The bill, known as S.1, was the first measure to be introduced in the new session of Congress this January. It is actually a combination of four bills: One that codifies then-President Barack Obama’s 10-year, $38 billion military aid deal with Israel; measures to support the Jordanian government and add sanctions on Syria; and, most controversially, the Combating BDS Act, which would support the 26 states that have already passed measures forbidding state entities from contracting or investing with groups that boycott the Jewish state.

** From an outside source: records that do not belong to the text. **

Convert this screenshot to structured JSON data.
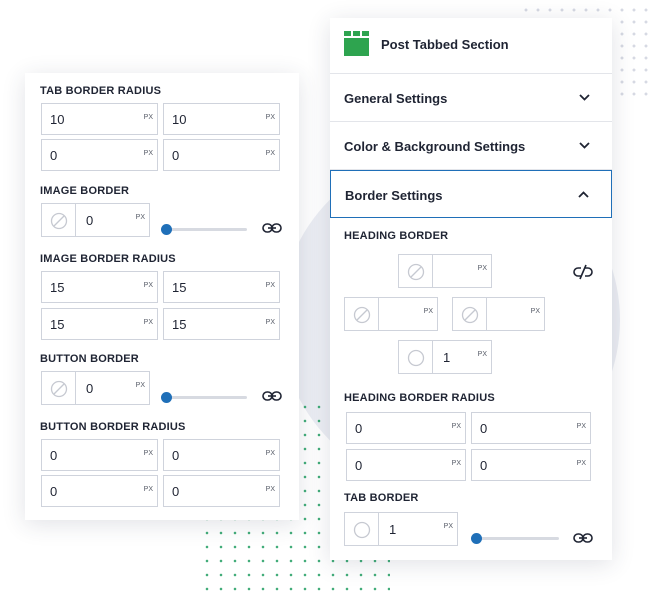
{
  "left_panel": {
    "tab_border_radius": {
      "label": "TAB BORDER RADIUS",
      "values": [
        "10",
        "10",
        "0",
        "0"
      ],
      "unit": "PX"
    },
    "image_border": {
      "label": "IMAGE BORDER",
      "width": "0",
      "unit": "PX",
      "slider_level": 0
    },
    "image_border_radius": {
      "label": "IMAGE BORDER RADIUS",
      "values": [
        "15",
        "15",
        "15",
        "15"
      ],
      "unit": "PX"
    },
    "button_border": {
      "label": "BUTTON BORDER",
      "width": "0",
      "unit": "PX",
      "slider_level": 0
    },
    "button_border_radius": {
      "label": "BUTTON BORDER RADIUS",
      "values": [
        "0",
        "0",
        "0",
        "0"
      ],
      "unit": "PX"
    }
  },
  "right_panel": {
    "title": "Post Tabbed Section",
    "sections": [
      {
        "label": "General Settings",
        "expanded": false
      },
      {
        "label": "Color & Background Settings",
        "expanded": false
      },
      {
        "label": "Border Settings",
        "expanded": true
      }
    ],
    "heading_border": {
      "label": "HEADING BORDER",
      "top": "",
      "left": "",
      "right": "",
      "bottom": "1",
      "unit": "PX"
    },
    "heading_border_radius": {
      "label": "HEADING BORDER RADIUS",
      "values": [
        "0",
        "0",
        "0",
        "0"
      ],
      "unit": "PX"
    },
    "tab_border": {
      "label": "TAB BORDER",
      "width": "1",
      "unit": "PX",
      "slider_level": 0
    }
  },
  "colors": {
    "accent": "#1f6fb8",
    "logo_green": "#2ea44f",
    "border": "#cfd3dc"
  },
  "icons": [
    "post-tabbed-logo-icon",
    "chevron-down-icon",
    "chevron-up-icon",
    "none-style-icon",
    "solid-style-icon",
    "link-icon",
    "unlink-icon"
  ]
}
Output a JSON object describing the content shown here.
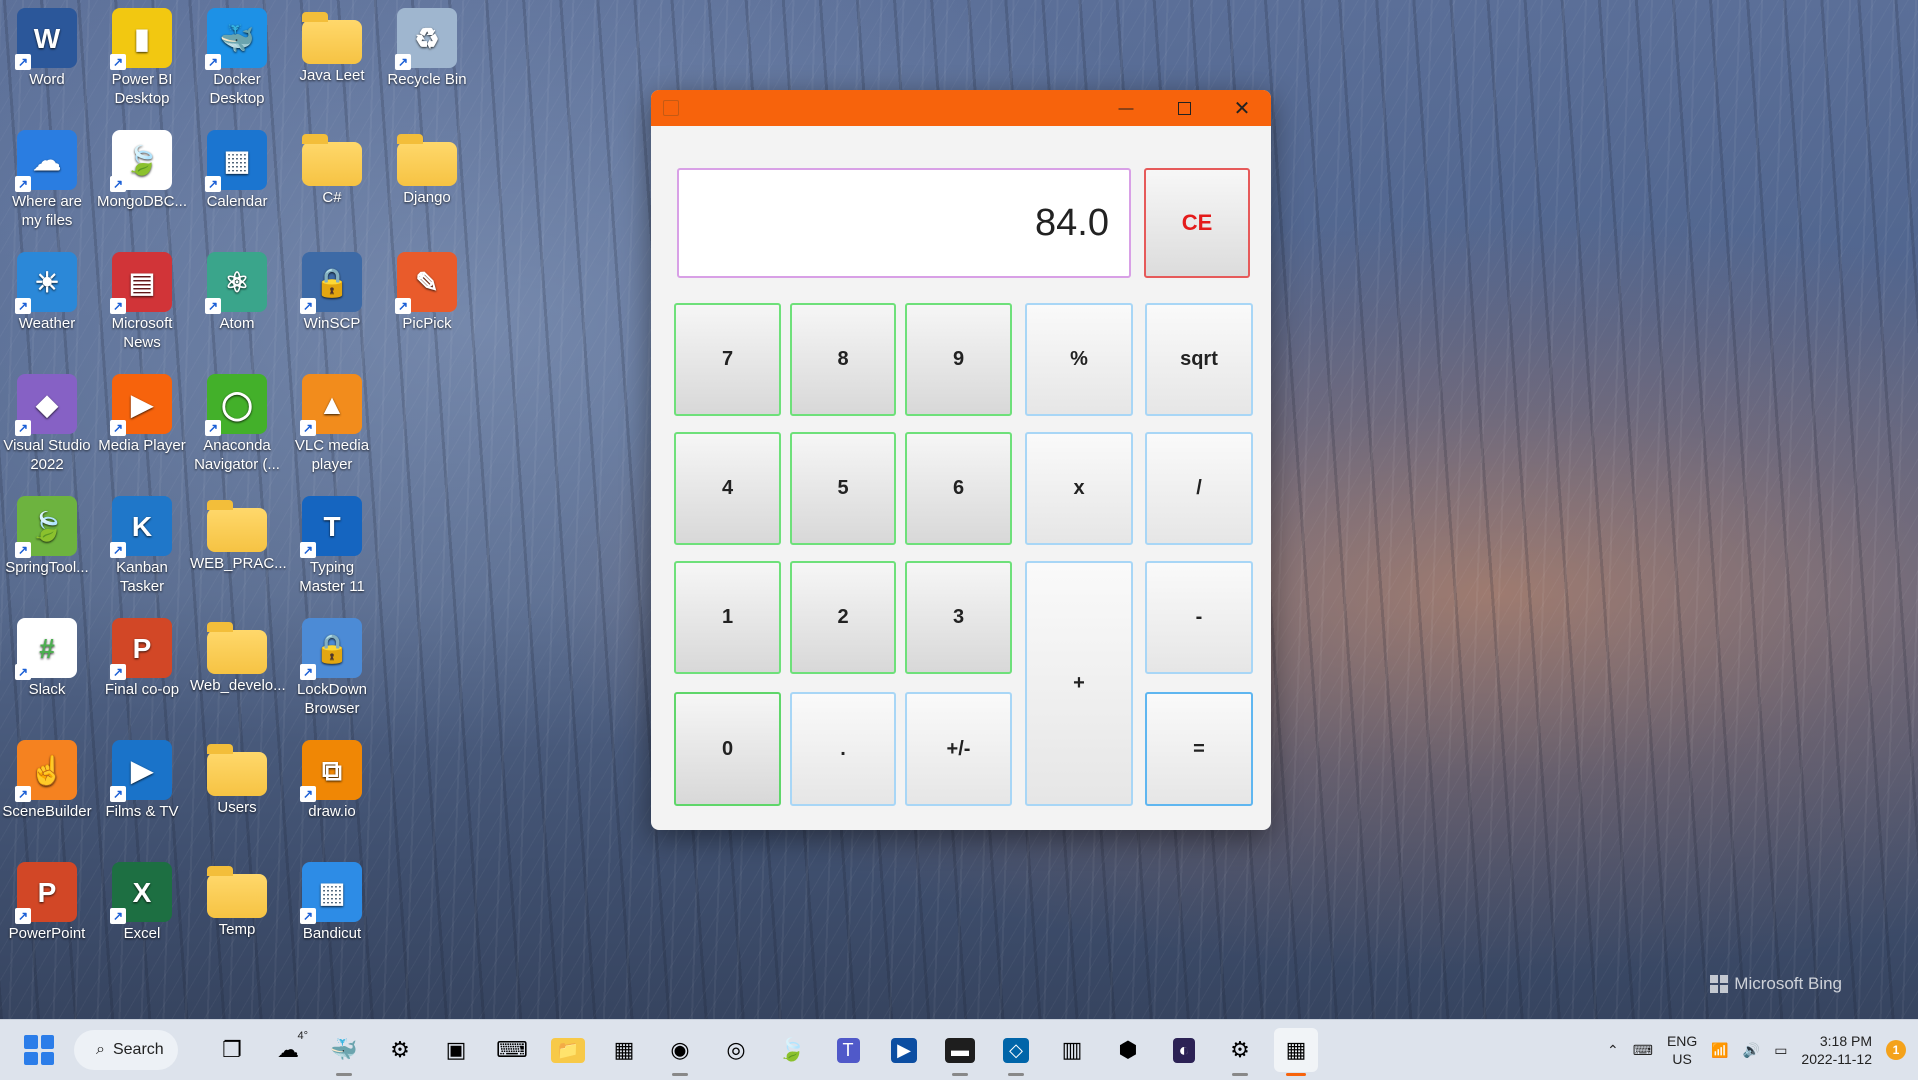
{
  "desktop": {
    "icons": [
      {
        "label": "Word",
        "icon": "word-icon",
        "glyph": "W",
        "color": "#2b579a"
      },
      {
        "label": "Power BI Desktop",
        "icon": "powerbi-icon",
        "glyph": "▮",
        "color": "#f2c811"
      },
      {
        "label": "Docker Desktop",
        "icon": "docker-icon",
        "glyph": "🐳",
        "color": "#1d91e6"
      },
      {
        "label": "Java Leet",
        "icon": "folder-icon",
        "glyph": "",
        "color": "folder"
      },
      {
        "label": "Recycle Bin",
        "icon": "recycle-bin-icon",
        "glyph": "♻",
        "color": "#9fb6cf"
      },
      {
        "label": "Where are my files",
        "icon": "onedrive-icon",
        "glyph": "☁",
        "color": "#2a7de1"
      },
      {
        "label": "MongoDBC...",
        "icon": "mongodb-icon",
        "glyph": "🍃",
        "color": "#ffffff"
      },
      {
        "label": "Calendar",
        "icon": "calendar-icon",
        "glyph": "▦",
        "color": "#1b75d0"
      },
      {
        "label": "C#",
        "icon": "folder-icon",
        "glyph": "",
        "color": "folder"
      },
      {
        "label": "Django",
        "icon": "folder-icon",
        "glyph": "",
        "color": "folder"
      },
      {
        "label": "Weather",
        "icon": "weather-icon",
        "glyph": "☀",
        "color": "#2b88d8"
      },
      {
        "label": "Microsoft News",
        "icon": "news-icon",
        "glyph": "▤",
        "color": "#d13438"
      },
      {
        "label": "Atom",
        "icon": "atom-icon",
        "glyph": "⚛",
        "color": "#3aa58b"
      },
      {
        "label": "WinSCP",
        "icon": "winscp-icon",
        "glyph": "🔒",
        "color": "#3d6aa6"
      },
      {
        "label": "PicPick",
        "icon": "picpick-icon",
        "glyph": "✎",
        "color": "#e95b2b"
      },
      {
        "label": "Visual Studio 2022",
        "icon": "visual-studio-icon",
        "glyph": "◆",
        "color": "#8661c5"
      },
      {
        "label": "Media Player",
        "icon": "media-player-icon",
        "glyph": "▶",
        "color": "#f7630c"
      },
      {
        "label": "Anaconda Navigator (...",
        "icon": "anaconda-icon",
        "glyph": "◯",
        "color": "#43b02a"
      },
      {
        "label": "VLC media player",
        "icon": "vlc-icon",
        "glyph": "▲",
        "color": "#f28c1c"
      },
      {
        "label": "SpringTool...",
        "icon": "spring-icon",
        "glyph": "🍃",
        "color": "#6db33f"
      },
      {
        "label": "Kanban Tasker",
        "icon": "kanban-icon",
        "glyph": "K",
        "color": "#1f77c9"
      },
      {
        "label": "WEB_PRAC...",
        "icon": "folder-icon",
        "glyph": "",
        "color": "folder"
      },
      {
        "label": "Typing Master 11",
        "icon": "typing-master-icon",
        "glyph": "T",
        "color": "#1565c0"
      },
      {
        "label": "Slack",
        "icon": "slack-icon",
        "glyph": "#",
        "color": "#ffffff"
      },
      {
        "label": "Final co-op",
        "icon": "powerpoint-file-icon",
        "glyph": "P",
        "color": "#d24726"
      },
      {
        "label": "Web_develo...",
        "icon": "folder-icon",
        "glyph": "",
        "color": "folder"
      },
      {
        "label": "LockDown Browser",
        "icon": "lockdown-icon",
        "glyph": "🔒",
        "color": "#4c8bd6"
      },
      {
        "label": "SceneBuilder",
        "icon": "scenebuilder-icon",
        "glyph": "☝",
        "color": "#f58220"
      },
      {
        "label": "Films & TV",
        "icon": "films-tv-icon",
        "glyph": "▶",
        "color": "#1a73c9"
      },
      {
        "label": "Users",
        "icon": "folder-icon",
        "glyph": "",
        "color": "folder"
      },
      {
        "label": "draw.io",
        "icon": "drawio-icon",
        "glyph": "⧉",
        "color": "#f08705"
      },
      {
        "label": "PowerPoint",
        "icon": "powerpoint-icon",
        "glyph": "P",
        "color": "#d24726"
      },
      {
        "label": "Excel",
        "icon": "excel-icon",
        "glyph": "X",
        "color": "#1d6f42"
      },
      {
        "label": "Temp",
        "icon": "folder-icon",
        "glyph": "",
        "color": "folder"
      },
      {
        "label": "Bandicut",
        "icon": "bandicut-icon",
        "glyph": "▦",
        "color": "#2d8ce6"
      }
    ]
  },
  "calculator": {
    "display_value": "84.0",
    "clear_label": "CE",
    "keys": {
      "k7": "7",
      "k8": "8",
      "k9": "9",
      "percent": "%",
      "sqrt": "sqrt",
      "k4": "4",
      "k5": "5",
      "k6": "6",
      "multiply": "x",
      "divide": "/",
      "k1": "1",
      "k2": "2",
      "k3": "3",
      "plus": "+",
      "minus": "-",
      "k0": "0",
      "dot": ".",
      "negate": "+/-",
      "equals": "="
    }
  },
  "colors": {
    "titlebar": "#f7630c",
    "clear_text": "#e41b1b"
  },
  "wallpaper": {
    "brand": "Microsoft Bing"
  },
  "taskbar": {
    "search_label": "Search",
    "weather_temp": "4°",
    "apps": [
      "task-view-icon",
      "weather-widget-icon",
      "docker-icon",
      "network-tool-icon",
      "remote-icon",
      "device-manager-icon",
      "file-explorer-icon",
      "store-icon",
      "chrome-icon",
      "edge-icon",
      "mongodb-icon",
      "teams-icon",
      "powershell-icon",
      "terminal-icon",
      "vscode-icon",
      "resource-monitor-icon",
      "app-box-icon",
      "eclipse-icon",
      "settings-icon",
      "calculator-app-icon"
    ],
    "tray": {
      "lang_top": "ENG",
      "lang_bottom": "US",
      "time": "3:18 PM",
      "date": "2022-11-12",
      "notifications": "1"
    }
  }
}
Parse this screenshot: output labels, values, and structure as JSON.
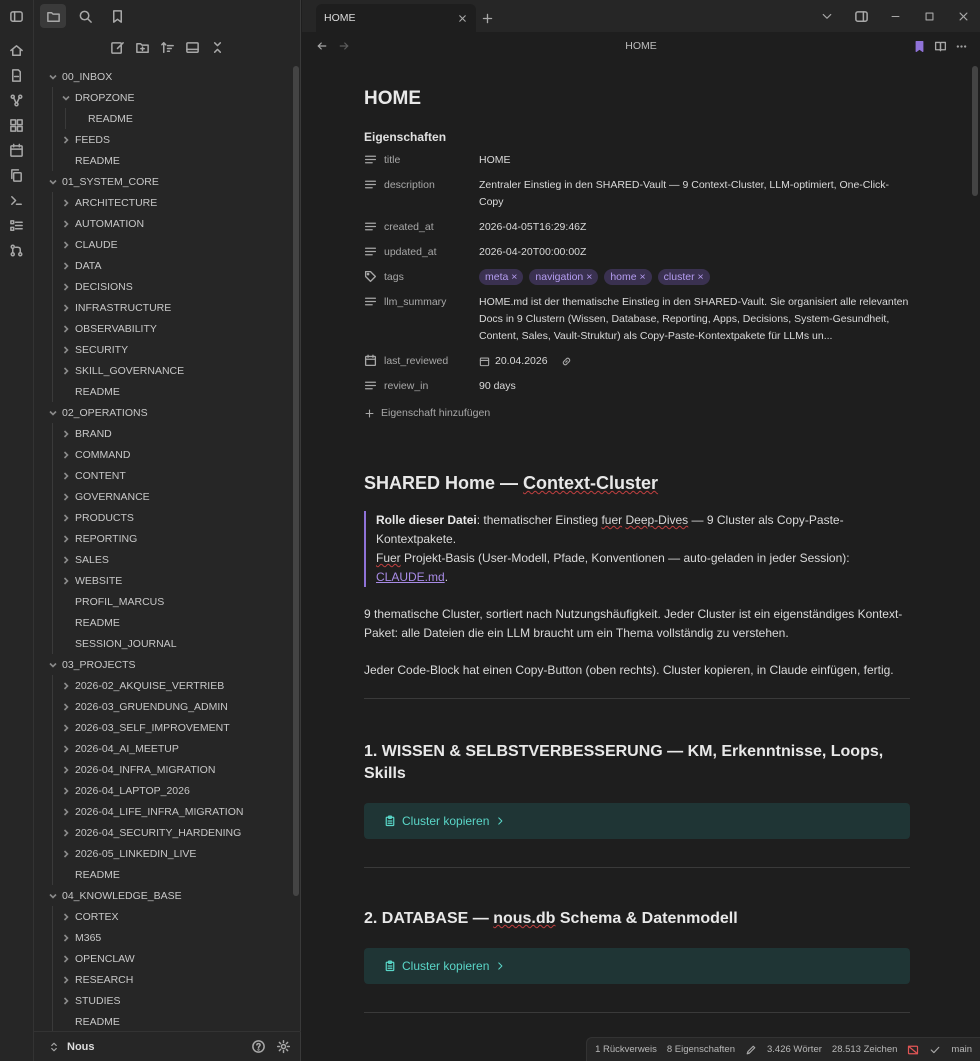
{
  "sidebar": {
    "footer": {
      "vault": "Nous"
    },
    "tree": [
      {
        "label": "00_INBOX",
        "depth": 0,
        "folder": true,
        "open": true
      },
      {
        "label": "DROPZONE",
        "depth": 1,
        "folder": true,
        "open": true
      },
      {
        "label": "README",
        "depth": 2,
        "folder": false
      },
      {
        "label": "FEEDS",
        "depth": 1,
        "folder": true,
        "open": false
      },
      {
        "label": "README",
        "depth": 1,
        "folder": false
      },
      {
        "label": "01_SYSTEM_CORE",
        "depth": 0,
        "folder": true,
        "open": true
      },
      {
        "label": "ARCHITECTURE",
        "depth": 1,
        "folder": true,
        "open": false
      },
      {
        "label": "AUTOMATION",
        "depth": 1,
        "folder": true,
        "open": false
      },
      {
        "label": "CLAUDE",
        "depth": 1,
        "folder": true,
        "open": false
      },
      {
        "label": "DATA",
        "depth": 1,
        "folder": true,
        "open": false
      },
      {
        "label": "DECISIONS",
        "depth": 1,
        "folder": true,
        "open": false
      },
      {
        "label": "INFRASTRUCTURE",
        "depth": 1,
        "folder": true,
        "open": false
      },
      {
        "label": "OBSERVABILITY",
        "depth": 1,
        "folder": true,
        "open": false
      },
      {
        "label": "SECURITY",
        "depth": 1,
        "folder": true,
        "open": false
      },
      {
        "label": "SKILL_GOVERNANCE",
        "depth": 1,
        "folder": true,
        "open": false
      },
      {
        "label": "README",
        "depth": 1,
        "folder": false
      },
      {
        "label": "02_OPERATIONS",
        "depth": 0,
        "folder": true,
        "open": true
      },
      {
        "label": "BRAND",
        "depth": 1,
        "folder": true,
        "open": false
      },
      {
        "label": "COMMAND",
        "depth": 1,
        "folder": true,
        "open": false
      },
      {
        "label": "CONTENT",
        "depth": 1,
        "folder": true,
        "open": false
      },
      {
        "label": "GOVERNANCE",
        "depth": 1,
        "folder": true,
        "open": false
      },
      {
        "label": "PRODUCTS",
        "depth": 1,
        "folder": true,
        "open": false
      },
      {
        "label": "REPORTING",
        "depth": 1,
        "folder": true,
        "open": false
      },
      {
        "label": "SALES",
        "depth": 1,
        "folder": true,
        "open": false
      },
      {
        "label": "WEBSITE",
        "depth": 1,
        "folder": true,
        "open": false
      },
      {
        "label": "PROFIL_MARCUS",
        "depth": 1,
        "folder": false
      },
      {
        "label": "README",
        "depth": 1,
        "folder": false
      },
      {
        "label": "SESSION_JOURNAL",
        "depth": 1,
        "folder": false
      },
      {
        "label": "03_PROJECTS",
        "depth": 0,
        "folder": true,
        "open": true
      },
      {
        "label": "2026-02_AKQUISE_VERTRIEB",
        "depth": 1,
        "folder": true,
        "open": false
      },
      {
        "label": "2026-03_GRUENDUNG_ADMIN",
        "depth": 1,
        "folder": true,
        "open": false
      },
      {
        "label": "2026-03_SELF_IMPROVEMENT",
        "depth": 1,
        "folder": true,
        "open": false
      },
      {
        "label": "2026-04_AI_MEETUP",
        "depth": 1,
        "folder": true,
        "open": false
      },
      {
        "label": "2026-04_INFRA_MIGRATION",
        "depth": 1,
        "folder": true,
        "open": false
      },
      {
        "label": "2026-04_LAPTOP_2026",
        "depth": 1,
        "folder": true,
        "open": false
      },
      {
        "label": "2026-04_LIFE_INFRA_MIGRATION",
        "depth": 1,
        "folder": true,
        "open": false
      },
      {
        "label": "2026-04_SECURITY_HARDENING",
        "depth": 1,
        "folder": true,
        "open": false
      },
      {
        "label": "2026-05_LINKEDIN_LIVE",
        "depth": 1,
        "folder": true,
        "open": false
      },
      {
        "label": "README",
        "depth": 1,
        "folder": false
      },
      {
        "label": "04_KNOWLEDGE_BASE",
        "depth": 0,
        "folder": true,
        "open": true
      },
      {
        "label": "CORTEX",
        "depth": 1,
        "folder": true,
        "open": false
      },
      {
        "label": "M365",
        "depth": 1,
        "folder": true,
        "open": false
      },
      {
        "label": "OPENCLAW",
        "depth": 1,
        "folder": true,
        "open": false
      },
      {
        "label": "RESEARCH",
        "depth": 1,
        "folder": true,
        "open": false
      },
      {
        "label": "STUDIES",
        "depth": 1,
        "folder": true,
        "open": false
      },
      {
        "label": "README",
        "depth": 1,
        "folder": false
      }
    ]
  },
  "tab": {
    "title": "HOME"
  },
  "view": {
    "title": "HOME"
  },
  "doc": {
    "title": "HOME",
    "properties_heading": "Eigenschaften",
    "props": {
      "title": {
        "key": "title",
        "value": "HOME"
      },
      "description": {
        "key": "description",
        "value": "Zentraler Einstieg in den SHARED-Vault — 9 Context-Cluster, LLM-optimiert, One-Click-Copy"
      },
      "created_at": {
        "key": "created_at",
        "value": "2026-04-05T16:29:46Z"
      },
      "updated_at": {
        "key": "updated_at",
        "value": "2026-04-20T00:00:00Z"
      },
      "tags": {
        "key": "tags",
        "values": [
          "meta",
          "navigation",
          "home",
          "cluster"
        ]
      },
      "llm_summary": {
        "key": "llm_summary",
        "value": "HOME.md ist der thematische Einstieg in den SHARED-Vault. Sie organisiert alle relevanten Docs in 9 Clustern (Wissen, Database, Reporting, Apps, Decisions, System-Gesundheit, Content, Sales, Vault-Struktur) als Copy-Paste-Kontextpakete für LLMs un..."
      },
      "last_reviewed": {
        "key": "last_reviewed",
        "value": "20.04.2026"
      },
      "review_in": {
        "key": "review_in",
        "value": "90 days"
      }
    },
    "add_property": "Eigenschaft hinzufügen",
    "h2": {
      "pre": "SHARED Home — ",
      "sq": "Context-Cluster"
    },
    "callout": {
      "bold": "Rolle dieser Datei",
      "t1": ": thematischer Einstieg ",
      "sq1": "fuer",
      "t2": " ",
      "sq2": "Deep-Dives",
      "t3": " — 9 Cluster als Copy-Paste-Kontextpakete.",
      "sq3": "Fuer",
      "t4": " Projekt-Basis (User-Modell, Pfade, Konventionen — auto-geladen in jeder Session): ",
      "link": "CLAUDE.md",
      "t5": "."
    },
    "para1": "9 thematische Cluster, sortiert nach Nutzungshäufigkeit. Jeder Cluster ist ein eigenständiges Kontext-Paket: alle Dateien die ein LLM braucht um ein Thema vollständig zu verstehen.",
    "para2": "Jeder Code-Block hat einen Copy-Button (oben rechts). Cluster kopieren, in Claude einfügen, fertig.",
    "sections": [
      {
        "title": "1. WISSEN & SELBSTVERBESSERUNG — KM, Erkenntnisse, Loops, Skills",
        "button": "Cluster kopieren"
      },
      {
        "title_pre": "2. DATABASE — ",
        "title_sq": "nous.db",
        "title_post": " Schema & Datenmodell",
        "button": "Cluster kopieren"
      }
    ]
  },
  "status": {
    "backlinks": "1 Rückverweis",
    "properties": "8 Eigenschaften",
    "words": "3.426 Wörter",
    "chars": "28.513 Zeichen",
    "branch": "main"
  },
  "colors": {
    "accent": "#8f72d8",
    "tag_bg": "#3a3150",
    "tag_fg": "#b49cf0",
    "cluster_bg": "#1f3535",
    "cluster_fg": "#5ad6c8"
  }
}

S.1 was introduced after the partial government shutdown had already commenced, and Democrats had pledged to thwart any bill that did not re-open the government. It failed by a measure of 56-44, with only four Democrats supporting it (it needed 60 votes to pass), causing some Republicans to gloat that the Democratic Party was abandoning Israel.
But many Democrats who voted “no,” including Senate Minority Leader Chuck Schumer of New York, had previously expressed support for the bill and said they were only against it due to its timing.
This time, Schumer was among more than 20 Democrats who voted for it, including possible presidential contender Amy Klobuchar of Minnesota. Those who voted no included Kirsten Gillibrand of New York and Elizabeth Warren of Massachusetts - both of whom are running for president - as well as 2016 presidential candidate Bernie Sanders. Sanders explained that his vote was over the Combating BDS Act’s First Amendment implications.
While I do not support the BDS movement, we must defend every American’s constitutional right to peacefully engage in political activity. It is clear to me that S.1 would violate Americans’ First Amendment rights.— Bernie Sanders (@SenSanders) January 28, 2019
Among the seven senators who did not vote were Kamala Harris of California, a declared presidential candidate who was in Iowa for a CNN town hall, and Cory Booker of New Jersey.
Correction, 9:00 p.m.: A previous headline incorrectly referred to the Combating BDS Act as the Israel Anti-Boycott Act.